Continuous Interior Penalty Finite Element Methods for the Helmholtz Equation with Large Wave Number

Abstract: This paper develops and analyzes some continuous interior penalty finite element methods (CIP-FEMs) using piecewise linear polynomials for the Helmholtz equation with the first order absorbing boundary condition in two and three dimensions. The novelty of the proposed methods is to use complex penalty parameters with positive imaginary parts. It is proved that, if the penalty parameter is a pure imaginary number $\i\ga$ with $0<\ga\le C$, then the proposed CIP-FEM is stable (hence well-posed) without any mesh constraint.
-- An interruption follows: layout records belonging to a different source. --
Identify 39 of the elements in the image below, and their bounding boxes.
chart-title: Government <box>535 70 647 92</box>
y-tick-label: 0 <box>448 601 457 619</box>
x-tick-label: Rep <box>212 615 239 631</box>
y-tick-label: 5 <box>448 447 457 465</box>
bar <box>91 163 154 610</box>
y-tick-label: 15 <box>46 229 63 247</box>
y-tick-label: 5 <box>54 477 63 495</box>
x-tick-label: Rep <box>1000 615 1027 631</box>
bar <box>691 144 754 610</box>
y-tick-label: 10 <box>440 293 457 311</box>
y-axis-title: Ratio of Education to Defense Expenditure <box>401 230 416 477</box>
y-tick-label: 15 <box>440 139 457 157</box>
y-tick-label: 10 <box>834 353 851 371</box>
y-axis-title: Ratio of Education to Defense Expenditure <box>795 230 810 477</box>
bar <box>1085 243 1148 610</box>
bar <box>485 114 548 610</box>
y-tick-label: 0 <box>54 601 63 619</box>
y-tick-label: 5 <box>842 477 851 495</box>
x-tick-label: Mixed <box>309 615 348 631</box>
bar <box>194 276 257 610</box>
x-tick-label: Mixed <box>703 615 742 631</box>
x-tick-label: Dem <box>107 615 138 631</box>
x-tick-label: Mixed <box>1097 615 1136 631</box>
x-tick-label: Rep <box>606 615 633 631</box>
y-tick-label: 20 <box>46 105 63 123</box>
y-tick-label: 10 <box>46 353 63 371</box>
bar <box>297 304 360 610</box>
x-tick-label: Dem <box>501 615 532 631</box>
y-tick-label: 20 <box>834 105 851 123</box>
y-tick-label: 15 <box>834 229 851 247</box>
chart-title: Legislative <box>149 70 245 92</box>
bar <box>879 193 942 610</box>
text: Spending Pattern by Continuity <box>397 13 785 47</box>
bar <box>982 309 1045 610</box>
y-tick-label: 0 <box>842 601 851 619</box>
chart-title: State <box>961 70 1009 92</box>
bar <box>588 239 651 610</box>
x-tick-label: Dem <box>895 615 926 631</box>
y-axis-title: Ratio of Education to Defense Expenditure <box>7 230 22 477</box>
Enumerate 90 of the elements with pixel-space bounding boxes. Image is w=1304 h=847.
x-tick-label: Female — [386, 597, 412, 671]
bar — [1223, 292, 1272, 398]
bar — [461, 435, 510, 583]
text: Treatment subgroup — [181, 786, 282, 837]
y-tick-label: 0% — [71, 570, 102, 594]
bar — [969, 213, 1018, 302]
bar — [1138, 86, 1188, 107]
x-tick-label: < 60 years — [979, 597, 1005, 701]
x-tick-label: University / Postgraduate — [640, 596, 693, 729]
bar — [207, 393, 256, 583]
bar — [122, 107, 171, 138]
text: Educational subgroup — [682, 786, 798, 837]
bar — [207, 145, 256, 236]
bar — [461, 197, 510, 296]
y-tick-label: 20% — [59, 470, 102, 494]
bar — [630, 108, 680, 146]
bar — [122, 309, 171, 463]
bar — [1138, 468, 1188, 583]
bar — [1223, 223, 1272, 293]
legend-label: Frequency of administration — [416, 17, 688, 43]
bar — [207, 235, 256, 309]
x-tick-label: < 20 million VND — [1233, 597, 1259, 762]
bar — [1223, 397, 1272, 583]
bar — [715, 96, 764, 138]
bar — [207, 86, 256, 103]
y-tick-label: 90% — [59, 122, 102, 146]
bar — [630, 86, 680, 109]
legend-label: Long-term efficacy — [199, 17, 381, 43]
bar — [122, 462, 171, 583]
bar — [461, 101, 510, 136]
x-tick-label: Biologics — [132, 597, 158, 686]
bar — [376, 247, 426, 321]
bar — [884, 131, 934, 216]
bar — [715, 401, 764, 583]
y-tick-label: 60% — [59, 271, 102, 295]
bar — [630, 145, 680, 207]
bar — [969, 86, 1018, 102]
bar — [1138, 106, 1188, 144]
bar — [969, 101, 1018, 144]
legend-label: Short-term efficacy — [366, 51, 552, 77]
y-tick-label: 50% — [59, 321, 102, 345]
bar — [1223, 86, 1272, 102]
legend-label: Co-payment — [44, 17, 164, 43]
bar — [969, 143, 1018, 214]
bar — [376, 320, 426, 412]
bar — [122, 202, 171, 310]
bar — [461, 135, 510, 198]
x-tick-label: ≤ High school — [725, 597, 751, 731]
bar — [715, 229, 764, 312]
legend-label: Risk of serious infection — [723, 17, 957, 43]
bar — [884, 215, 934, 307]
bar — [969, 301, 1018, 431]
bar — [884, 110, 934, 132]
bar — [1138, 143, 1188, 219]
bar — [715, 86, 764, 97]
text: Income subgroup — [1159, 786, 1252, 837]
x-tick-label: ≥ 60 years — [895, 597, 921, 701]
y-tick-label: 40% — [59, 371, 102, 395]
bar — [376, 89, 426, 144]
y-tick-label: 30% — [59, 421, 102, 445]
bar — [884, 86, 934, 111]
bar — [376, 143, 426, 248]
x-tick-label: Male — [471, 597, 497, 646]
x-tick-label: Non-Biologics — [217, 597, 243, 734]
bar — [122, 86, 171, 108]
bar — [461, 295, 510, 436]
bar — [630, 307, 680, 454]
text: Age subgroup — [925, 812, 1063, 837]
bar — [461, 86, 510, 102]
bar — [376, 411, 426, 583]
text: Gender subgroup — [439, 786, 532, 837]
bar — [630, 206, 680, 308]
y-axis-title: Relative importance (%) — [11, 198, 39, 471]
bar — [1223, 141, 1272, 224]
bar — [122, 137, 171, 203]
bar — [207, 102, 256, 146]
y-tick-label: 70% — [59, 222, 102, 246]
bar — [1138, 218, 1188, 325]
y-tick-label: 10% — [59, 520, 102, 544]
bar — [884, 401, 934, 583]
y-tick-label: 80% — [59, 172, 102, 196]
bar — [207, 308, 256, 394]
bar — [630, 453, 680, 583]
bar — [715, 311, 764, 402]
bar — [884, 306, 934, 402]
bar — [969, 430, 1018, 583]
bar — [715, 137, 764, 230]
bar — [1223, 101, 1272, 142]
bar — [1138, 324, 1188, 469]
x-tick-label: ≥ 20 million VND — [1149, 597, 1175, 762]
Moreover the method satisfies the error estimates $C_1kh+C_2k^3h^2$ in the $H^1$-norm when $k^3h^2\le C_0$ and $C_1kh+\frac{C_2}{\ga}$ when $k^3h^2> C_0$ and $kh$ is bounded, where $k$ is the wave number, $h$ is the mesh size, and the $C$'s are positive constants independent of $k$, $h$, and $\ga$. Optimal order $L^2$ error estimates are also derived. The analysis is also applied if the penalty parameter is a complex number with positive imaginary part. By taking $\ga\to 0+$, the above estimates are extended to the linear finite element method under the condition $k^3h^2\le C_0$. Numerical results are provided to verify the theoretical findings. It is shown that the penalty parameters may be tuned to greatly reduce the pollution errors.